In a conference call with reporters, Jeffrey Shuren, director of the FDA’s Center for Devices and Radiological Health, said the agency's investigation was in its early phases, and that most people probably won't be affected. Still, he said, he was deeply concerned about the inaccurate results and that a “root cause” hasn't been identified.
The FDA and the CDC recommended that children younger than 6 be rechecked if their Magellan venous tests showed lead levels of less than 10 micrograms per deciliter. The agencies also said women who are pregnant or nursing should get retested, while other adults worried about lead exposure should talk to their doctors about possible repeat tests.
Each year, about 300,000 venous blood tests are performed in laboratories using Magellan technology, while more than 2.5 million tests are conducted in physicians' offices, typically using a finger or heel stick, said John Kraeutler, chief executive officer of Meridian Bioscience, Inc., which owns Magellan. He said Magellan is working closely with the FDA to resolve the situation, and is offering to move customers to finger-stick testing from vein-based testing.
Shuren said that Magellan got complaints about inaccurate results involving one of its testing systems in 2014, but that the company concluded “the risks were negligible” and that the problem could be fixed by delaying blood processing for 24 hours. Magellan submitted a malfunction report to the FDA in 2015, agency officials said, but they added they believe the company underestimated the risks involved by characterizing the situation as “not likely to cause adverse health consequences.”
Shuren said the FDA became concerned about the problem in April 2017, when the company requested changes to a device's label. (In clearing devices, the agency requires firms to demonstrate that the devices are at least as safe and effective — substantially equivalent — to one already on the market. In the case of diagnostics like blood tests, companies also must demonstrate that the tests are accurate and reliable.)

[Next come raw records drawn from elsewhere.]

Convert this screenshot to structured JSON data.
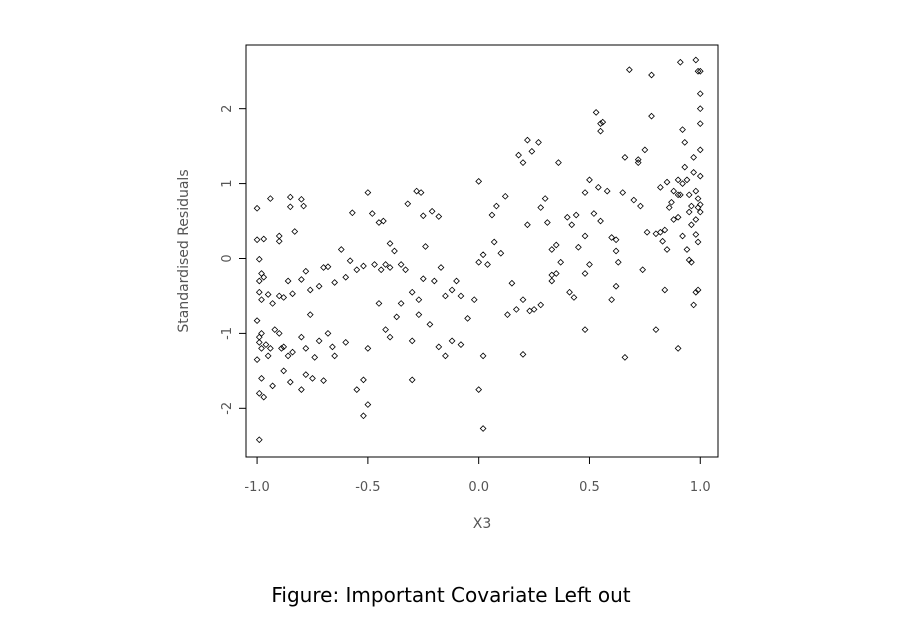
{
  "caption": "Figure: Important Covariate Left out",
  "chart_data": {
    "type": "scatter",
    "xlabel": "X3",
    "ylabel": "Standardised Residuals",
    "xlim": [
      -1.05,
      1.08
    ],
    "ylim": [
      -2.65,
      2.85
    ],
    "xticks": [
      -1.0,
      -0.5,
      0.0,
      0.5,
      1.0
    ],
    "xtick_labels": [
      "-1.0",
      "-0.5",
      "0.0",
      "0.5",
      "1.0"
    ],
    "yticks": [
      -2,
      -1,
      0,
      1,
      2
    ],
    "ytick_labels": [
      "-2",
      "-1",
      "0",
      "1",
      "2"
    ],
    "marker": "open-diamond",
    "marker_color": "#000000",
    "grid": false,
    "legend": null,
    "points": [
      [
        -1.0,
        0.67
      ],
      [
        -1.0,
        0.25
      ],
      [
        -0.97,
        0.26
      ],
      [
        -0.94,
        0.8
      ],
      [
        -0.9,
        0.23
      ],
      [
        -0.9,
        0.3
      ],
      [
        -0.85,
        0.82
      ],
      [
        -0.85,
        0.69
      ],
      [
        -0.8,
        0.79
      ],
      [
        -0.79,
        0.7
      ],
      [
        -0.83,
        0.36
      ],
      [
        -0.99,
        -0.01
      ],
      [
        -0.98,
        -0.2
      ],
      [
        -0.97,
        -0.25
      ],
      [
        -0.99,
        -0.3
      ],
      [
        -0.99,
        -0.45
      ],
      [
        -0.98,
        -0.55
      ],
      [
        -0.95,
        -0.48
      ],
      [
        -0.93,
        -0.6
      ],
      [
        -0.9,
        -0.5
      ],
      [
        -0.88,
        -0.52
      ],
      [
        -0.86,
        -0.3
      ],
      [
        -0.84,
        -0.47
      ],
      [
        -0.8,
        -0.28
      ],
      [
        -0.78,
        -0.17
      ],
      [
        -0.76,
        -0.42
      ],
      [
        -0.72,
        -0.37
      ],
      [
        -0.7,
        -0.12
      ],
      [
        -0.68,
        -0.11
      ],
      [
        -0.65,
        -0.32
      ],
      [
        -0.6,
        -0.25
      ],
      [
        -0.58,
        -0.03
      ],
      [
        -0.55,
        -0.15
      ],
      [
        -0.52,
        -0.1
      ],
      [
        -0.62,
        0.12
      ],
      [
        -0.57,
        0.61
      ],
      [
        -1.0,
        -0.83
      ],
      [
        -0.99,
        -1.05
      ],
      [
        -0.98,
        -1.0
      ],
      [
        -0.99,
        -1.12
      ],
      [
        -0.98,
        -1.2
      ],
      [
        -0.96,
        -1.15
      ],
      [
        -0.95,
        -1.3
      ],
      [
        -0.94,
        -1.2
      ],
      [
        -0.92,
        -0.95
      ],
      [
        -0.9,
        -1.0
      ],
      [
        -0.89,
        -1.2
      ],
      [
        -0.88,
        -1.18
      ],
      [
        -0.86,
        -1.3
      ],
      [
        -0.84,
        -1.25
      ],
      [
        -0.8,
        -1.05
      ],
      [
        -0.78,
        -1.2
      ],
      [
        -0.76,
        -0.75
      ],
      [
        -0.74,
        -1.32
      ],
      [
        -0.72,
        -1.1
      ],
      [
        -0.68,
        -1.0
      ],
      [
        -0.66,
        -1.18
      ],
      [
        -0.65,
        -1.3
      ],
      [
        -0.6,
        -1.12
      ],
      [
        -1.0,
        -1.35
      ],
      [
        -0.98,
        -1.6
      ],
      [
        -0.99,
        -1.8
      ],
      [
        -0.97,
        -1.85
      ],
      [
        -0.93,
        -1.7
      ],
      [
        -0.88,
        -1.5
      ],
      [
        -0.85,
        -1.65
      ],
      [
        -0.8,
        -1.75
      ],
      [
        -0.78,
        -1.55
      ],
      [
        -0.75,
        -1.6
      ],
      [
        -0.7,
        -1.63
      ],
      [
        -0.99,
        -2.42
      ],
      [
        -0.5,
        0.88
      ],
      [
        -0.48,
        0.6
      ],
      [
        -0.45,
        0.48
      ],
      [
        -0.43,
        0.5
      ],
      [
        -0.4,
        0.2
      ],
      [
        -0.38,
        0.1
      ],
      [
        -0.32,
        0.73
      ],
      [
        -0.28,
        0.9
      ],
      [
        -0.26,
        0.88
      ],
      [
        -0.25,
        0.57
      ],
      [
        -0.21,
        0.63
      ],
      [
        -0.18,
        0.56
      ],
      [
        -0.24,
        0.16
      ],
      [
        -0.47,
        -0.08
      ],
      [
        -0.44,
        -0.15
      ],
      [
        -0.42,
        -0.08
      ],
      [
        -0.4,
        -0.12
      ],
      [
        -0.35,
        -0.08
      ],
      [
        -0.33,
        -0.15
      ],
      [
        -0.3,
        -0.45
      ],
      [
        -0.27,
        -0.55
      ],
      [
        -0.25,
        -0.27
      ],
      [
        -0.2,
        -0.3
      ],
      [
        -0.17,
        -0.12
      ],
      [
        -0.15,
        -0.5
      ],
      [
        -0.12,
        -0.42
      ],
      [
        -0.1,
        -0.3
      ],
      [
        -0.08,
        -0.5
      ],
      [
        -0.45,
        -0.6
      ],
      [
        -0.42,
        -0.95
      ],
      [
        -0.4,
        -1.05
      ],
      [
        -0.37,
        -0.78
      ],
      [
        -0.35,
        -0.6
      ],
      [
        -0.3,
        -1.1
      ],
      [
        -0.27,
        -0.75
      ],
      [
        -0.22,
        -0.88
      ],
      [
        -0.18,
        -1.18
      ],
      [
        -0.15,
        -1.3
      ],
      [
        -0.12,
        -1.1
      ],
      [
        -0.08,
        -1.15
      ],
      [
        -0.05,
        -0.8
      ],
      [
        -0.5,
        -1.2
      ],
      [
        -0.52,
        -1.62
      ],
      [
        -0.55,
        -1.75
      ],
      [
        -0.5,
        -1.95
      ],
      [
        -0.52,
        -2.1
      ],
      [
        -0.3,
        -1.62
      ],
      [
        0.0,
        1.03
      ],
      [
        0.02,
        0.05
      ],
      [
        0.04,
        -0.08
      ],
      [
        0.07,
        0.22
      ],
      [
        0.08,
        0.7
      ],
      [
        0.06,
        0.58
      ],
      [
        0.1,
        0.07
      ],
      [
        0.12,
        0.83
      ],
      [
        -0.02,
        -0.55
      ],
      [
        0.0,
        -0.05
      ],
      [
        0.02,
        -1.3
      ],
      [
        0.0,
        -1.75
      ],
      [
        0.02,
        -2.27
      ],
      [
        0.13,
        -0.75
      ],
      [
        0.15,
        -0.33
      ],
      [
        0.17,
        -0.68
      ],
      [
        0.2,
        -0.55
      ],
      [
        0.2,
        -1.28
      ],
      [
        0.18,
        1.38
      ],
      [
        0.2,
        1.28
      ],
      [
        0.22,
        1.58
      ],
      [
        0.24,
        1.43
      ],
      [
        0.27,
        1.55
      ],
      [
        0.3,
        0.8
      ],
      [
        0.28,
        0.68
      ],
      [
        0.31,
        0.48
      ],
      [
        0.33,
        0.12
      ],
      [
        0.35,
        0.18
      ],
      [
        0.36,
        1.28
      ],
      [
        0.37,
        -0.05
      ],
      [
        0.33,
        -0.22
      ],
      [
        0.33,
        -0.3
      ],
      [
        0.35,
        -0.2
      ],
      [
        0.28,
        -0.62
      ],
      [
        0.25,
        -0.68
      ],
      [
        0.23,
        -0.7
      ],
      [
        0.22,
        0.45
      ],
      [
        0.4,
        0.55
      ],
      [
        0.42,
        0.45
      ],
      [
        0.44,
        0.58
      ],
      [
        0.45,
        0.15
      ],
      [
        0.48,
        0.3
      ],
      [
        0.5,
        1.05
      ],
      [
        0.48,
        0.88
      ],
      [
        0.52,
        0.6
      ],
      [
        0.54,
        0.95
      ],
      [
        0.55,
        0.5
      ],
      [
        0.41,
        -0.45
      ],
      [
        0.43,
        -0.52
      ],
      [
        0.48,
        -0.2
      ],
      [
        0.5,
        -0.08
      ],
      [
        0.48,
        -0.95
      ],
      [
        0.53,
        1.95
      ],
      [
        0.55,
        1.8
      ],
      [
        0.56,
        1.82
      ],
      [
        0.55,
        1.7
      ],
      [
        0.58,
        0.9
      ],
      [
        0.6,
        0.28
      ],
      [
        0.62,
        0.25
      ],
      [
        0.62,
        0.1
      ],
      [
        0.63,
        -0.05
      ],
      [
        0.6,
        -0.55
      ],
      [
        0.62,
        -0.37
      ],
      [
        0.65,
        0.88
      ],
      [
        0.66,
        1.35
      ],
      [
        0.68,
        2.52
      ],
      [
        0.7,
        0.78
      ],
      [
        0.72,
        1.28
      ],
      [
        0.72,
        1.32
      ],
      [
        0.73,
        0.7
      ],
      [
        0.74,
        -0.15
      ],
      [
        0.66,
        -1.32
      ],
      [
        0.75,
        1.45
      ],
      [
        0.78,
        2.45
      ],
      [
        0.78,
        1.9
      ],
      [
        0.76,
        0.35
      ],
      [
        0.8,
        0.33
      ],
      [
        0.82,
        0.35
      ],
      [
        0.84,
        0.38
      ],
      [
        0.82,
        0.95
      ],
      [
        0.85,
        1.02
      ],
      [
        0.86,
        0.68
      ],
      [
        0.83,
        0.23
      ],
      [
        0.85,
        0.12
      ],
      [
        0.8,
        -0.95
      ],
      [
        0.84,
        -0.42
      ],
      [
        0.87,
        0.75
      ],
      [
        0.88,
        0.9
      ],
      [
        0.9,
        1.05
      ],
      [
        0.9,
        0.55
      ],
      [
        0.91,
        0.85
      ],
      [
        0.92,
        1.0
      ],
      [
        0.93,
        1.22
      ],
      [
        0.93,
        1.55
      ],
      [
        0.94,
        1.05
      ],
      [
        0.95,
        0.85
      ],
      [
        0.95,
        0.62
      ],
      [
        0.96,
        0.45
      ],
      [
        0.96,
        0.7
      ],
      [
        0.97,
        1.15
      ],
      [
        0.97,
        1.35
      ],
      [
        0.98,
        0.9
      ],
      [
        0.98,
        0.52
      ],
      [
        0.98,
        0.32
      ],
      [
        0.99,
        0.22
      ],
      [
        0.99,
        0.68
      ],
      [
        0.99,
        0.8
      ],
      [
        1.0,
        0.72
      ],
      [
        1.0,
        0.62
      ],
      [
        1.0,
        1.1
      ],
      [
        1.0,
        1.45
      ],
      [
        1.0,
        1.8
      ],
      [
        1.0,
        2.0
      ],
      [
        1.0,
        2.2
      ],
      [
        0.99,
        2.5
      ],
      [
        1.0,
        2.5
      ],
      [
        0.98,
        2.65
      ],
      [
        0.91,
        2.62
      ],
      [
        0.92,
        1.72
      ],
      [
        0.9,
        0.85
      ],
      [
        0.88,
        0.52
      ],
      [
        0.92,
        0.3
      ],
      [
        0.95,
        -0.02
      ],
      [
        0.96,
        -0.05
      ],
      [
        0.98,
        -0.45
      ],
      [
        0.99,
        -0.42
      ],
      [
        0.97,
        -0.62
      ],
      [
        0.9,
        -1.2
      ],
      [
        0.94,
        0.12
      ]
    ]
  }
}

Patrick Breysse, director of the CDC's National Center for Environmental Health, noted that the agency has kept a close eye on communities like Flint, Mich., where the water was contaminated by lead. He estimated that “less than 1 percent” of children in Flint might be at risk for having lead levels that were inaccurately reported.
Tim Hill, an official with the Centers for Medicare and Medicaid Services, said that Medicaid would pay for the retesting of children on the program and that people covered by private insurance should ask their health plan about retesting.
Typically, lead testing, especially for children, is done by a finger or heel stick known as a capillary test. If the results show elevated lead levels, the results are confirmed through a venous test.
“There is no safe level of lead exposure for children, and the best 'treatment' for lead poisoning is to prevent lead exposure before it happens,” said Jennifer Lowry, chair of the American Academy of Pediatrics Council on Environmental Health.
The CDC said that 4 million households have children that are exposed to high levels of lead, which can impair cognitive abilities and cause other damage.